Lesions in Other Organs

Figure 1. Liver

The following 4 figures show extrapulmonary granulomas from the patient with miliary tuberculosis. Compare them to those in figures 5 and 6 below. Figures 1 to 4 show poorly-defined granulomas with absence of plump epithelioid cells and giant cells. There is diffuse necrosis.

Acid fast stains showed isolated organisms in a few of the granulomas.

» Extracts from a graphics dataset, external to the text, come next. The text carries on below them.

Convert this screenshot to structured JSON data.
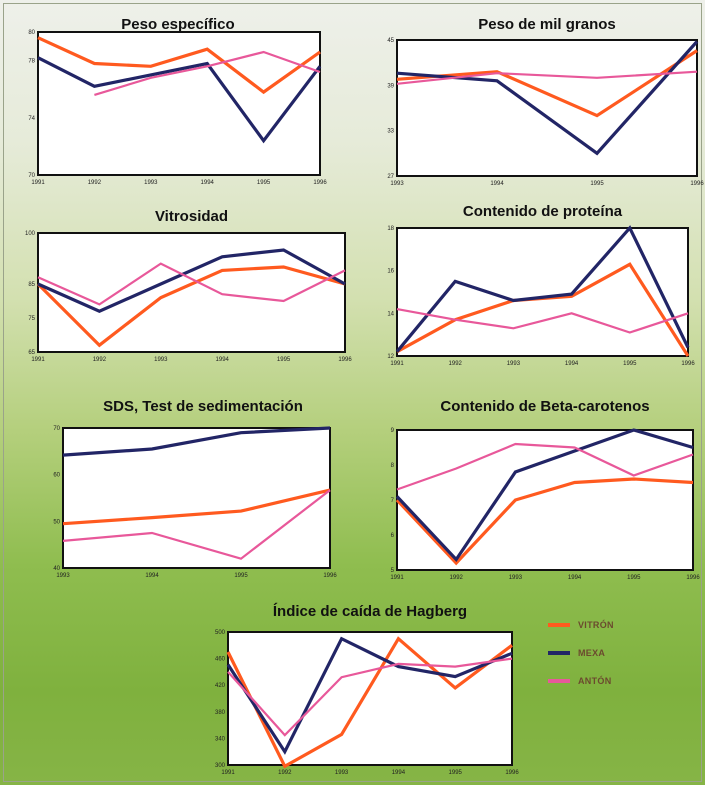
{
  "colors": {
    "vitron": "#ff5a1f",
    "mexa": "#222566",
    "anton": "#e8589a"
  },
  "legend": [
    {
      "key": "vitron",
      "label": "VITRÓN"
    },
    {
      "key": "mexa",
      "label": "MEXA"
    },
    {
      "key": "anton",
      "label": "ANTÓN"
    }
  ],
  "chart_data": [
    {
      "id": "peso-especifico",
      "type": "line",
      "title": "Peso específico",
      "x": [
        1991,
        1992,
        1993,
        1994,
        1995,
        1996
      ],
      "xticks": [
        "1991",
        "1992",
        "1993",
        "1994",
        "1995",
        "1996"
      ],
      "ylim": [
        70,
        80
      ],
      "yticks": [
        "70",
        "74",
        "78",
        "80"
      ],
      "ytick_values": [
        70,
        74,
        78,
        80
      ],
      "series": [
        {
          "key": "vitron",
          "values": [
            79.6,
            77.8,
            77.6,
            78.8,
            75.8,
            78.6
          ]
        },
        {
          "key": "mexa",
          "values": [
            78.2,
            76.2,
            77.0,
            77.8,
            72.4,
            77.6
          ]
        },
        {
          "key": "anton",
          "values": [
            null,
            75.6,
            76.8,
            77.6,
            78.6,
            77.2
          ]
        }
      ]
    },
    {
      "id": "peso-mil-granos",
      "type": "line",
      "title": "Peso de mil granos",
      "x": [
        1993,
        1994,
        1995,
        1996
      ],
      "xticks": [
        "1993",
        "1994",
        "1995",
        "1996"
      ],
      "ylim": [
        27,
        45
      ],
      "yticks": [
        "27",
        "33",
        "39",
        "45"
      ],
      "ytick_values": [
        27,
        33,
        39,
        45
      ],
      "series": [
        {
          "key": "vitron",
          "values": [
            39.8,
            40.8,
            35.0,
            43.6
          ]
        },
        {
          "key": "mexa",
          "values": [
            40.6,
            39.6,
            30.0,
            44.8
          ]
        },
        {
          "key": "anton",
          "values": [
            39.2,
            40.6,
            40.0,
            40.8
          ]
        }
      ]
    },
    {
      "id": "vitrosidad",
      "type": "line",
      "title": "Vitrosidad",
      "x": [
        1991,
        1992,
        1993,
        1994,
        1995,
        1996
      ],
      "xticks": [
        "1991",
        "1992",
        "1993",
        "1994",
        "1995",
        "1996"
      ],
      "ylim": [
        65,
        100
      ],
      "yticks": [
        "65",
        "75",
        "85",
        "100"
      ],
      "ytick_values": [
        65,
        75,
        85,
        100
      ],
      "series": [
        {
          "key": "vitron",
          "values": [
            85,
            67,
            81,
            89,
            90,
            85
          ]
        },
        {
          "key": "mexa",
          "values": [
            85,
            77,
            85,
            93,
            95,
            85
          ]
        },
        {
          "key": "anton",
          "values": [
            87,
            79,
            91,
            82,
            80,
            89
          ]
        }
      ]
    },
    {
      "id": "contenido-proteina",
      "type": "line",
      "title": "Contenido de proteína",
      "x": [
        1991,
        1992,
        1993,
        1994,
        1995,
        1996
      ],
      "xticks": [
        "1991",
        "1992",
        "1993",
        "1994",
        "1995",
        "1996"
      ],
      "ylim": [
        12,
        18
      ],
      "yticks": [
        "12",
        "14",
        "16",
        "18"
      ],
      "ytick_values": [
        12,
        14,
        16,
        18
      ],
      "series": [
        {
          "key": "vitron",
          "values": [
            12.2,
            13.7,
            14.6,
            14.8,
            16.3,
            12.0
          ]
        },
        {
          "key": "mexa",
          "values": [
            12.2,
            15.5,
            14.6,
            14.9,
            18.0,
            12.4
          ]
        },
        {
          "key": "anton",
          "values": [
            14.2,
            13.7,
            13.3,
            14.0,
            13.1,
            14.0
          ]
        }
      ]
    },
    {
      "id": "sds-sedimentacion",
      "type": "line",
      "title": "SDS, Test de sedimentación",
      "x": [
        1993,
        1994,
        1995,
        1996
      ],
      "xticks": [
        "1993",
        "1994",
        "1995",
        "1996"
      ],
      "ylim": [
        40,
        70
      ],
      "yticks": [
        "40",
        "50",
        "60",
        "70"
      ],
      "ytick_values": [
        40,
        50,
        60,
        70
      ],
      "series": [
        {
          "key": "vitron",
          "values": [
            49.5,
            50.8,
            52.2,
            56.7
          ]
        },
        {
          "key": "mexa",
          "values": [
            64.2,
            65.5,
            69.0,
            70.0
          ]
        },
        {
          "key": "anton",
          "values": [
            45.8,
            47.5,
            42.0,
            56.7
          ]
        }
      ]
    },
    {
      "id": "beta-carotenos",
      "type": "line",
      "title": "Contenido de Beta-carotenos",
      "x": [
        1991,
        1992,
        1993,
        1994,
        1995,
        1996
      ],
      "xticks": [
        "1991",
        "1992",
        "1993",
        "1994",
        "1995",
        "1996"
      ],
      "ylim": [
        5,
        9
      ],
      "yticks": [
        "5",
        "6",
        "7",
        "8",
        "9"
      ],
      "ytick_values": [
        5,
        6,
        7,
        8,
        9
      ],
      "series": [
        {
          "key": "vitron",
          "values": [
            7.0,
            5.2,
            7.0,
            7.5,
            7.6,
            7.5
          ]
        },
        {
          "key": "mexa",
          "values": [
            7.1,
            5.3,
            7.8,
            8.4,
            9.0,
            8.5
          ]
        },
        {
          "key": "anton",
          "values": [
            7.3,
            7.9,
            8.6,
            8.5,
            7.7,
            8.3
          ]
        }
      ]
    },
    {
      "id": "indice-caida-hagberg",
      "type": "line",
      "title": "Índice de caída de Hagberg",
      "x": [
        1991,
        1992,
        1993,
        1994,
        1995,
        1996
      ],
      "xticks": [
        "1991",
        "1992",
        "1993",
        "1994",
        "1995",
        "1996"
      ],
      "ylim": [
        300,
        500
      ],
      "yticks": [
        "300",
        "340",
        "380",
        "420",
        "460",
        "500"
      ],
      "ytick_values": [
        300,
        340,
        380,
        420,
        460,
        500
      ],
      "series": [
        {
          "key": "vitron",
          "values": [
            470,
            298,
            346,
            490,
            416,
            480
          ]
        },
        {
          "key": "mexa",
          "values": [
            451,
            320,
            490,
            448,
            433,
            468
          ]
        },
        {
          "key": "anton",
          "values": [
            440,
            345,
            432,
            452,
            448,
            460
          ]
        }
      ]
    }
  ]
}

No granulomas were found in the heart, pancreas, prostate, or brain.

Figure 2. Spleen

Figure 3. Kidney

Figure 4. Adrenal

Figure 5. A well-formed granuloma with plump epithelioid cells, a giant cell, and prominent lymphoid cells

Figure 6. The edge of a caseous granuloma with central necrosis and surrounding giant cells, lymphoid cells, and fibrosis

In contrast to the granulomas from the patient with miliary disease, figures 5 and 6 show lesions from a patient with localized disease. Small lesions (figure 5) show well-defined, cellular granulomas, and larger ones (figure 6) show granulomas with central, caseous necrosis and a granulomatous cellular margin. Both of these examples indicate a stronger host defense mechanism than that shown in figures 1 to 4 from the case with miliary tuberculosis.